If you do not have a freezer and are buying at a grocery store raw can get to be a pain and expensive quickly. But if you have a freezer and find the right places to buy from you will not spend much more than if you fed a quality kibble. With that said, there is nothing wrong with good kibble. Canidae would be a good choice, I also like the Solid Gold products. Feed adult immediately, and just try one and see how he does.


----------



## jdp2134 (Apr 9, 2008)

ya zeusgsd thats one of the problems and why its getting so expensive. well i went ahead and bought the innova LBP. Should i be concerend he didnt eat all of it but most of it? Is it ok to add pumpkin or egg or something or is that going to be too much nutrients i.e calcium or something or are these high end kibbles mad like that so you dont have to add anything? and just so im sure and im not overfeeding the recommeded amounth on the bag is for a per day. So for instance it says 2 1/2 cups of food does that mean per day so i break it up over the 2 meals he eats a day correct? Also when can i switch to an adult food, in year? 4 months? Also what are some signs i should look that he is rejecting the new food and how long should i give the new food a chance to "kick in"? Thanks guys you have been a big help!!

Jeff


----------



## Myamom (Oct 10, 2005)

yes...that's per day. So...like for my girls...they get 1 cup in the am...and 1 cup in the pm....


----------



## Barb E (Jun 6, 2004)

I think the Innova LBP is a good choice









If you're going to move your pup to one of the grain free foods that are not reccomened for pups - I would leave the pup on this food for a year.
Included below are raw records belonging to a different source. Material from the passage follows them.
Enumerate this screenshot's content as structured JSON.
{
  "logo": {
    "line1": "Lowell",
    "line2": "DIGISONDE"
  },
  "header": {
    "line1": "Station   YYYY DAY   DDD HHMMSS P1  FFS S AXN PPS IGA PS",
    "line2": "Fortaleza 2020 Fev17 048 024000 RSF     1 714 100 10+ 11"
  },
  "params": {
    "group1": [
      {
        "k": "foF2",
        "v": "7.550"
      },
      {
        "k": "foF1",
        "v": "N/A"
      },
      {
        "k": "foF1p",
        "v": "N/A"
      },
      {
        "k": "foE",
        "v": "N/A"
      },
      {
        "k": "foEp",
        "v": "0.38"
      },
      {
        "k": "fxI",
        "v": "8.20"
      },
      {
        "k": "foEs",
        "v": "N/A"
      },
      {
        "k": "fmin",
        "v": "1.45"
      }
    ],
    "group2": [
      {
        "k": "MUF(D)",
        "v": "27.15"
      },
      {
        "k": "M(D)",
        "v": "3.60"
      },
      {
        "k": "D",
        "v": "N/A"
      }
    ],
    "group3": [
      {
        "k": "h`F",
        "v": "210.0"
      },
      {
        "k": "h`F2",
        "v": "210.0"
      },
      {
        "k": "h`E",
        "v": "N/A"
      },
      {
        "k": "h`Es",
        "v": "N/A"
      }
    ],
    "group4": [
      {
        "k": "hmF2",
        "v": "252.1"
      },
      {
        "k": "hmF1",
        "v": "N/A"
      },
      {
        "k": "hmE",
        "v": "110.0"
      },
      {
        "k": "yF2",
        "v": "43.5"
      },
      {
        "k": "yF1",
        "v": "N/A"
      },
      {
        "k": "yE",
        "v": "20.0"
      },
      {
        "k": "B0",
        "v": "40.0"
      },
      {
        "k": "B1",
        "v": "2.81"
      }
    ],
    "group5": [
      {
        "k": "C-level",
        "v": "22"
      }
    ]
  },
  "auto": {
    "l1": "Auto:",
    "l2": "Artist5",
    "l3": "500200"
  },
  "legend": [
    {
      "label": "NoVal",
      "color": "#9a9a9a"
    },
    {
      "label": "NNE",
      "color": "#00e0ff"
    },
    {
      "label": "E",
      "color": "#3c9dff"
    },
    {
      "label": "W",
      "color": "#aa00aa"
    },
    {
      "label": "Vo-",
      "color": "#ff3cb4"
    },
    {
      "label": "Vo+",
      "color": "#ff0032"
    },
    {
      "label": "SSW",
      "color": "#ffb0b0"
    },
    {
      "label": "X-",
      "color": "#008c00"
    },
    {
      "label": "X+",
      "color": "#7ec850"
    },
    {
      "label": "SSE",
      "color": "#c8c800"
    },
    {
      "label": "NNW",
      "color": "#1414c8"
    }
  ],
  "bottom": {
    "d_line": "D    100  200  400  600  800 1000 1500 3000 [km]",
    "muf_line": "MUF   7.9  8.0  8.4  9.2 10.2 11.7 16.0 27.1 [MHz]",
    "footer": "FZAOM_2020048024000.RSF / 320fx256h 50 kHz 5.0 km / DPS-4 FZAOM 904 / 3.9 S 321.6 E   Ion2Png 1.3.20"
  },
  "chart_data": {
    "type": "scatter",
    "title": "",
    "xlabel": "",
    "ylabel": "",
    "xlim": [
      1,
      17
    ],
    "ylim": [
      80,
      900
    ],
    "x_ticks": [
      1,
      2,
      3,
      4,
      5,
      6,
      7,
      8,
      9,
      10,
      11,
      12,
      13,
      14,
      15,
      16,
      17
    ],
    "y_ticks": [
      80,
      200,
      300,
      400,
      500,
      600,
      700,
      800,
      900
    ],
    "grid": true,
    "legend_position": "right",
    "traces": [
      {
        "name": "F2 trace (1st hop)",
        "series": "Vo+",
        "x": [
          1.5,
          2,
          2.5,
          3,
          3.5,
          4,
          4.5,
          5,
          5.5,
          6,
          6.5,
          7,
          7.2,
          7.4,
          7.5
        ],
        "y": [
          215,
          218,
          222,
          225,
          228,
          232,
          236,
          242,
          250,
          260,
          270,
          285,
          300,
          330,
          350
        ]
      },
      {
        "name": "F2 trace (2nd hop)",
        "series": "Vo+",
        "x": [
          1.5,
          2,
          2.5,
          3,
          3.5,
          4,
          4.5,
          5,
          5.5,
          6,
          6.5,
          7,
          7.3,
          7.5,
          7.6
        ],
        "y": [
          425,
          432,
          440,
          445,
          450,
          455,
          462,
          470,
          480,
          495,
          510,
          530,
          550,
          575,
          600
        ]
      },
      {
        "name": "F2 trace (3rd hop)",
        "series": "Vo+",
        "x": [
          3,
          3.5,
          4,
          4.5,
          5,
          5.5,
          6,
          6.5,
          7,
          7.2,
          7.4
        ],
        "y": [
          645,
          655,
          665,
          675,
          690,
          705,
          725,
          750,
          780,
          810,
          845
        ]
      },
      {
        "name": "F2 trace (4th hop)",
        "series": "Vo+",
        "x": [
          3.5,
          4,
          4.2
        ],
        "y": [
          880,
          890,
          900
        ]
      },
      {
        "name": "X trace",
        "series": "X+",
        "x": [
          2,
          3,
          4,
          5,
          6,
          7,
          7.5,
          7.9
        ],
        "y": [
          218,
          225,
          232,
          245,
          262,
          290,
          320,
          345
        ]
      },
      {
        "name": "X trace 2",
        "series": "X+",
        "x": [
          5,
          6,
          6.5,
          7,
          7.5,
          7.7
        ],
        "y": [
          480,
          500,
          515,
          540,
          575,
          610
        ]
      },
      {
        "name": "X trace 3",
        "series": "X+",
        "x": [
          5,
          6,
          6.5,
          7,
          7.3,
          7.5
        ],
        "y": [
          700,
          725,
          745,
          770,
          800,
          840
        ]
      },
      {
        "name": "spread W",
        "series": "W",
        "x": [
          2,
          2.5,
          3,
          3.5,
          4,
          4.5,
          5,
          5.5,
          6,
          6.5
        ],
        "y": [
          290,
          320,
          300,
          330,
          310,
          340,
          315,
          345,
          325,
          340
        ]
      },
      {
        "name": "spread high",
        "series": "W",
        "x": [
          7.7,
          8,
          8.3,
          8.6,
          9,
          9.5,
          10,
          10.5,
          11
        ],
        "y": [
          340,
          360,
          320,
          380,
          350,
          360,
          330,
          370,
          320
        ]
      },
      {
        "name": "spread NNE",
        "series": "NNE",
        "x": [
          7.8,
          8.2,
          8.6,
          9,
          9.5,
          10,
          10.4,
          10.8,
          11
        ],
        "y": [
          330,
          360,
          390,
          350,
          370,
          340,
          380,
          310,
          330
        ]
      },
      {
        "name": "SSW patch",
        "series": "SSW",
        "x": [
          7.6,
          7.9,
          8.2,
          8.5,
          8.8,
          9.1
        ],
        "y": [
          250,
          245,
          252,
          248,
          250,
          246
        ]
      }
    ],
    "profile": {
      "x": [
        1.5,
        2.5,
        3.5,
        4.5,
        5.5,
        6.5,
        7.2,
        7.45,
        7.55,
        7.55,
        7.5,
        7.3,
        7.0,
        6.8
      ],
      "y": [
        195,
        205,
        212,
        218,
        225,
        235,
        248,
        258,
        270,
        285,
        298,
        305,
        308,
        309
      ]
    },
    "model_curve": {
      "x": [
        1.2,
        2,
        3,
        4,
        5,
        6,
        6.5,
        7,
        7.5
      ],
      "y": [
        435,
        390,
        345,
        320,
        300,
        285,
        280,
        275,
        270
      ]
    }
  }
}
Feeding our dogs is a lot of work







and I think feeding a pup is even harder. The research is hard to decipher and you can find information supporting all sides of any diet. You have to choose what you feel comfortable with and stay open minded for change.


----------



## jdp2134 (Apr 9, 2008)

well he literally spit out the Innova this morning so i bought some NB Potato and venison and he sorta ate that.

What are some signs that i should look for when he isnt agreeing with the food and how long should i keep him on the food until i think he doesnt like it? 2 wks? i hope he really likes something it gets rather annoying and he is really picky.

Also for some reason he wont eat out of the bowl but when i give him one kibble a time he eats so i need some tips to make him eat out of the bowl!! Thanks for all the advice everyone.

Jeff


----------



## EastGSD (Jul 8, 2001)

Here you go Jeff, I hope this link answers a number of your questions









http://www.eastgsd.com/kibblesense/html/problems.html


----------



## jdp2134 (Apr 9, 2008)

i like the forum eastgsd a lot of good info for new kibble people.


So my pup will eat NB out of my hand not like the INNOVA that he literally spit it out yesterday but he wont eat out the bowl!!! i put it on a plate he wont eat out of that i put it on a lid he wont eat out of that


Any tips to get him to eat out of the bowl? i mean i could pick it up when he doesnt eat and try again at dinner time but i dont want him to not grow and be underweight.


----------